“When there is a tendency to compartmentalize the spiritual and make it resident in a certain type of life only, the spiritual is apt gradually to be lost.” – Flannery O’Connor

There is a slogan commonly used when describing a trip to Vegas: “What happens in Vegas, stays in Vegas.” The idea is that when people go to Las Vegas, they get license to do things they would never normally do, to act like they would never normally act. This is Vegas! So what if you lose a whole lot of money? This is Vegas! So what if you…?

The problem is many Christians are living their faith this way. When we compartmentalize our faith the slogan becomes, “what happens at church, stays at church,” or, “what happens away from church, stays away from church.” Often, our response to the all that is happening around us is to segregate these various areas of our lives into compartments like a super-organized California Closet: house, marriage, kids, family, schedules, friends, food, hobbies . . . and Jesus. Our attempt at order by compartmentalizing or controlling our lives, people, and tasks is really a heart issue. We have to ask ourselves what we believe. Do we believe that God is Lord over all, attentive to us in everything?

Christians are called to be Christians, not just some of the time, but all of the time. We are called to be Christ-like in all of our actions, not just some of our actions. When Christians live a compartmentalized life, they do a great job at being Christians some of the time, but the rest of the time the bets are off.

With the sacrifice of Jesus as our foundation, and the Holy Spirit as our guide, we are called to worship God 24/7. The scriptures don’t say anything about us putting aside our faith in compartments when we don’t want God to interfere with certain parts of our lives. We aren’t called to worship God just when it is convenient. We are called to trust and believe in Him even when it is inconvenient. The world might be pressuring us to compartmentalize our faith in Christ, but what the world desperately needs is for that faith to unify and integrate every aspect of our lives.

So how do we get rid of the compartments? Handing the reins over to our attentive God is the first step. We can acknowledge the propensity to compartmentalize and pray for wisdom to eliminate those areas of our life where God does not play a principal role. We need the Holy Spirit to help us (John 14:26) to see how we have pushed God aside as we “do” our lives.

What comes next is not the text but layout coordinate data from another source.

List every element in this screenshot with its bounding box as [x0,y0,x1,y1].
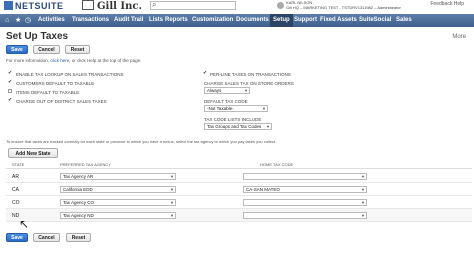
enable-tax-lookup-label: ENABLE TAX LOOKUP ON SALES TRANSACTIONS [16,72,124,77]
chevron-down-icon: ▼ [170,200,174,205]
help-prefix: For more information, [6,58,51,63]
nav-suitesocial[interactable]: SuiteSocial [359,14,391,27]
company-logo: Gill Inc. [82,0,142,12]
nav-fixed-assets[interactable]: Fixed Assets [320,14,357,27]
user-icon[interactable] [277,2,284,9]
main-navigation: ⌂ ★ ◷ Activities Transactions Audit Trai… [0,14,474,27]
column-preferred-agency: PREFERRED TAX AGENCY [60,162,111,167]
page-title: Set Up Taxes [6,31,69,42]
tax-code-lists-select[interactable]: Tax Groups and Tax Codes ▼ [204,123,272,130]
tax-agency-value: Tax Agency AR [63,174,94,179]
store-orders-label: CHARGE SALES TAX ON STORE ORDERS [204,81,294,86]
chevron-down-icon: ▼ [170,187,174,192]
state-cell: AR [12,174,19,180]
chevron-down-icon: ▼ [361,174,365,179]
chevron-down-icon: ▼ [361,200,365,205]
nav-support[interactable]: Support [294,14,317,27]
tax-agency-select[interactable]: Tax Agency ND ▼ [60,212,176,219]
nav-reports[interactable]: Reports [165,14,188,27]
table-row[interactable]: AR Tax Agency AR ▼ ▼ [6,170,472,183]
netsuite-logo[interactable]: NETSUITE [4,1,64,11]
table-row[interactable]: ND Tax Agency ND ▼ ▼ [6,209,472,222]
tax-agency-value: California EDD [63,187,93,192]
customers-default-taxable-checkbox[interactable]: ✔ [8,80,13,85]
mouse-cursor-icon: ↖ [19,217,30,231]
tax-code-lists-value: Tax Groups and Tax Codes [207,124,262,129]
charge-out-of-district-label: CHARGE OUT OF DISTRICT SALES TAXES [16,99,107,104]
home-tax-code-select[interactable]: ▼ [243,173,367,180]
nav-documents[interactable]: Documents [236,14,269,27]
chevron-down-icon: ▼ [244,88,248,93]
top-bar: NETSUITE Gill Inc. ⌕ KARL NILSON Gill HQ… [0,0,474,12]
add-new-state-button[interactable]: Add New State [8,148,58,158]
home-tax-code-value: CA-SAN MATEO [246,187,280,192]
company-logo-icon [82,0,94,10]
per-line-taxes-label: PER-LINE TAXES ON TRANSACTIONS [210,72,291,77]
chevron-down-icon: ▼ [266,124,270,129]
logo-text: NETSUITE [15,1,64,11]
table-row[interactable]: CA California EDD ▼ CA-SAN MATEO ▼ [6,183,472,196]
nexus-note: To ensure that taxes are tracked correct… [6,139,277,144]
nav-lists[interactable]: Lists [149,14,163,27]
nav-audit-trail[interactable]: Audit Trail [114,14,143,27]
items-default-taxable-label: ITEMS DEFAULT TO TAXABLE [16,90,80,95]
netsuite-logo-mark [4,1,13,10]
tax-agency-value: Tax Agency CO [63,200,95,205]
chevron-down-icon: ▼ [262,106,266,111]
column-state: STATE [12,162,25,167]
table-row[interactable]: CO Tax Agency CO ▼ ▼ [6,196,472,209]
tax-code-lists-label: TAX CODE LISTS INCLUDE [204,117,262,122]
nav-setup[interactable]: Setup [270,14,293,27]
state-cell: CO [12,200,20,206]
table-header: STATE PREFERRED TAX AGENCY HOME TAX CODE [6,161,472,169]
tax-agency-value: Tax Agency ND [63,213,94,218]
cancel-button-bottom[interactable]: Cancel [33,233,60,242]
store-orders-value: Always [207,88,222,93]
user-info[interactable]: KARL NILSON Gill HQ – MARKETING TEST - T… [286,0,401,10]
search-icon: ⌕ [152,0,157,9]
chevron-down-icon: ▼ [361,187,365,192]
save-button-bottom[interactable]: Save [6,233,28,242]
nav-activities[interactable]: Activities [38,14,65,27]
tax-agency-select[interactable]: Tax Agency CO ▼ [60,199,176,206]
store-orders-select[interactable]: Always ▼ [204,87,250,94]
items-default-taxable-checkbox[interactable] [8,89,12,93]
state-cell: CA [12,187,19,193]
charge-out-of-district-checkbox[interactable]: ✔ [8,98,13,103]
tax-agency-select[interactable]: Tax Agency AR ▼ [60,173,176,180]
home-tax-code-select[interactable]: ▼ [243,199,367,206]
nav-transactions[interactable]: Transactions [72,14,109,27]
column-home-tax-code: HOME TAX CODE [260,162,294,167]
chevron-down-icon: ▼ [361,213,365,218]
home-icon[interactable]: ⌂ [5,17,12,24]
home-tax-code-select[interactable]: CA-SAN MATEO ▼ [243,186,367,193]
nav-customization[interactable]: Customization [192,14,233,27]
nav-sales[interactable]: Sales [396,14,412,27]
help-text: For more information, click here, or cli… [6,58,141,63]
per-line-taxes-checkbox[interactable]: ✔ [203,71,208,76]
reset-button[interactable]: Reset [65,45,90,54]
home-tax-code-select[interactable]: ▼ [243,212,367,219]
top-links[interactable]: Feedback Help [430,1,464,7]
help-suffix: , or click Help at the top of the page. [69,58,142,63]
recent-icon[interactable]: ◷ [25,17,32,24]
star-icon[interactable]: ★ [15,17,22,24]
chevron-down-icon: ▼ [170,213,174,218]
customers-default-taxable-label: CUSTOMERS DEFAULT TO TAXABLE [16,81,95,86]
user-role: Gill HQ – MARKETING TEST - TSTDRV1311982… [286,5,401,10]
default-tax-code-select[interactable]: -Not Taxable- ▼ [204,105,268,112]
default-tax-code-value: -Not Taxable- [207,106,234,111]
default-tax-code-label: DEFAULT TAX CODE [204,99,248,104]
company-name: Gill Inc. [97,1,142,12]
help-link[interactable]: click here [50,58,69,63]
chevron-down-icon: ▼ [170,174,174,179]
global-search-input[interactable]: ⌕ [150,0,236,10]
cancel-button[interactable]: Cancel [33,45,60,54]
tax-agency-select[interactable]: California EDD ▼ [60,186,176,193]
enable-tax-lookup-checkbox[interactable]: ✔ [8,71,13,76]
reset-button-bottom[interactable]: Reset [66,233,91,242]
save-button[interactable]: Save [6,45,28,54]
more-link[interactable]: More [452,34,466,40]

The bottom line is this. It is turning our focus from our agenda to His, seeing Christ made great in our thoughts, actions, feelings, in fact, through all the details of life. The Bible says that we can be recognized by the fruit we produce in our lives. What kind of fruit are you producing? More than that, what kind of fruit are others noticing you are producing when they see you on a daily basis? Are you producing the fruits of the Spirit that are love, joy, peace, patience, kindness, goodness, faithfulness, gentleness and self-control?

The challenge is being a Christian not just when everyone is looking, but also when no one is looking.

Discussion Questions:

  1. Do you desire Jesus Christ to be first in your life? Do you see every aspect of your life and work as service to God. How does that manifest itself in your life?
  2. Many people are tempted to compartmentalize their faith rather than allow God to influence every aspect of their lives. Discuss some of the reasons for this. In what ways can materialism be the enemy of single-mindedness?
  3. Which area of your life (relationships, finances, work, family, etc.) is hardest to submit to God’s will and guidance?
  4. How have you experienced the benefits of a single-minded focus on God?
  5. How has “seeking first the kingdom of God” brought God’s blessing upon your work, relationships, family, and finances?
  6. Pray and ask God for the wisdom to occupy all the compartments in your life.